The suspicion that this interesting young man was a consumptive was set aside by Willcox himself. He told Mrs. Bainbridge, who asked (on account of her little children who, et cetera, et cetera), that Mr. Masters was recuperating from a very stubborn attack of typhoid. But was Mr. Willcox quite sure? Yes, Mr. Willcox had to be sure of just such things. So Mrs. Bainbridge drove out to Miss Langrais' tea at the golf club, and passed on the glad tidings with an addition of circumstantial detail. Mister Masters (people found that it was quite good fun to say this, with assorted intonations) had been sick for many months at--she thought--the New York Hospital. Sometimes his temperature had touched a hundred and fifteen degrees and sometimes he had not had any temperature at all. There was quite a romance involved, "his trained nurse, my dear, not one of the ordinary creatures, but a born lady in impoverished circumstances," et cetera, et cetera. And later, when even Mister Masters himself had contradicted these brightly colored statements, Mrs. Bainbridge continued to believe them. Even among wealthy and idle women she was remarkable for the number of impossible things she could believe before breakfast, and after. But she never made these things seem even half plausible to others, and so she wasn't dangerous.

Mister Masters never remembered to have passed so lonely and dreary a February. The sunny South was a medicine that had been prescribed and that had to be swallowed. Aiken on the label had looked inviting enough, but he found the contents of the bottle distasteful in the extreme. "The South is sunny," he wrote to his mother, "but oh, my great jumping grandmother, how seldom! And it's cold, mummy, like being beaten with whips. And it rains--well, if it rained cats and dogs a fellow wouldn't mind. Maybe they'd speak to him, but it rains solid cold water, and it hits the windows the way waves hit the port-holes at sea; and the only thing that stops the rain is a wind that comes all the way from Alaska for the purpose. In protected corners the sun has a certain warmth. But the other morning the waiter put my milk on the wrong side of my chair, in the shade, namely, and when I went to drink it it was frozen solid. You were right about the people here all being kind; they are all the same kind. I know them all now--by sight; but not by name, except, of course, some who are stopping at Willcox's. We have had three ice storms--_'Kennst du das Land wo die Citronen bluehen?_' I am getting to _kennst_ it very well. But Willcox, who keeps a record of such things, says that this is the coldest winter Aiken has known since last winter!

"But in spite of all this there is a truth that must be spoken. I feel a thousand times better and stronger than when I came. And yesterday, exercising in the privacy of my room, I discovered that there are once more calves upon my legs.
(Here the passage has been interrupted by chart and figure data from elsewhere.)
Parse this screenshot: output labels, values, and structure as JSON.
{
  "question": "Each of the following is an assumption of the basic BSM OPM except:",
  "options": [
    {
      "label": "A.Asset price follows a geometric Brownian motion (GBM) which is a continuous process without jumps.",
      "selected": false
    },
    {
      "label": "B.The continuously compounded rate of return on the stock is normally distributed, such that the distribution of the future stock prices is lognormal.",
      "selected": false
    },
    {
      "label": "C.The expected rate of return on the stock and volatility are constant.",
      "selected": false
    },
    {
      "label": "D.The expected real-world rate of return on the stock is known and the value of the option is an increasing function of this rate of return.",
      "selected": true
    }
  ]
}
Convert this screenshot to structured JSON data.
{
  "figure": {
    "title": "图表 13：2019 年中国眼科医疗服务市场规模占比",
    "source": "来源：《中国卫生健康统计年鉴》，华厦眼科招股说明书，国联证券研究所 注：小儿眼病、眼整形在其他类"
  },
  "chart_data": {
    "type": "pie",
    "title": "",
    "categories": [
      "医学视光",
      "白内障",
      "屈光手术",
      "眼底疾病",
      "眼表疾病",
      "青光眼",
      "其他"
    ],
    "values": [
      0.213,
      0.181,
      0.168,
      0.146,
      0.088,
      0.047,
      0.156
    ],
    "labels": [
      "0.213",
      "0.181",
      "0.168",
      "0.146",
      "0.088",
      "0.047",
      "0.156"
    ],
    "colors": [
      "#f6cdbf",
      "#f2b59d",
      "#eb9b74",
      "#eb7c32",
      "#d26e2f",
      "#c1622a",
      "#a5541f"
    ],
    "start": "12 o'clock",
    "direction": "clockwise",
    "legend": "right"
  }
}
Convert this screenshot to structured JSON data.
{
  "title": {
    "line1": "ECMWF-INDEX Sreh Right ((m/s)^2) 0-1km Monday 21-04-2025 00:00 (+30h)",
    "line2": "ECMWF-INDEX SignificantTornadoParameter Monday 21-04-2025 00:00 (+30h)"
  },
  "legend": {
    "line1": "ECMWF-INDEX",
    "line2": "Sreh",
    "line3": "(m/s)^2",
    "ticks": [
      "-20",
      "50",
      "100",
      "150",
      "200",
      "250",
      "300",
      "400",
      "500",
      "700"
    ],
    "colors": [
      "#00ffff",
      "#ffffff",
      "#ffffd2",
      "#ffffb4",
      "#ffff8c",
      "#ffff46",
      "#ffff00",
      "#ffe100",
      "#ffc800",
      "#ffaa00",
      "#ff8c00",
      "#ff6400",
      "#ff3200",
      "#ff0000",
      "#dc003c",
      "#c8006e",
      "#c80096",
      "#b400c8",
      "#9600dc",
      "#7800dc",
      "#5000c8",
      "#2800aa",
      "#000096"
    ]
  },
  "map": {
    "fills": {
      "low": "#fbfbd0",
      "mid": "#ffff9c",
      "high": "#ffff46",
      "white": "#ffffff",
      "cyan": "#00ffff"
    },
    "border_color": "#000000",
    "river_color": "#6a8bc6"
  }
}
This is truth, too. I have no one to talk to but your letters. So don't stint me. Stint me with money if you can (here I defy you), but for the love of Heaven keep me posted. If you will promise to write every day I will tell you the name of the prettiest girl in Aiken. She goes by eight times every day, and she looks my way out of the corner of her eye. And I pretend to be reading and try very hard to look handsome and interesting.... Mother! ... just now I rested my hand on the arm of my chair and the wood felt hot to the touch! It's high noon and the sun's been on it since eight o'clock, but still it seems very wonderful. Willcox says that the winter is practically over; but I begged him not to hurry...."

Such was the usual trend of his letters. But that one dated March 7 began with the following astonishing statement:

"I love Aiken ..." and went on to explain why.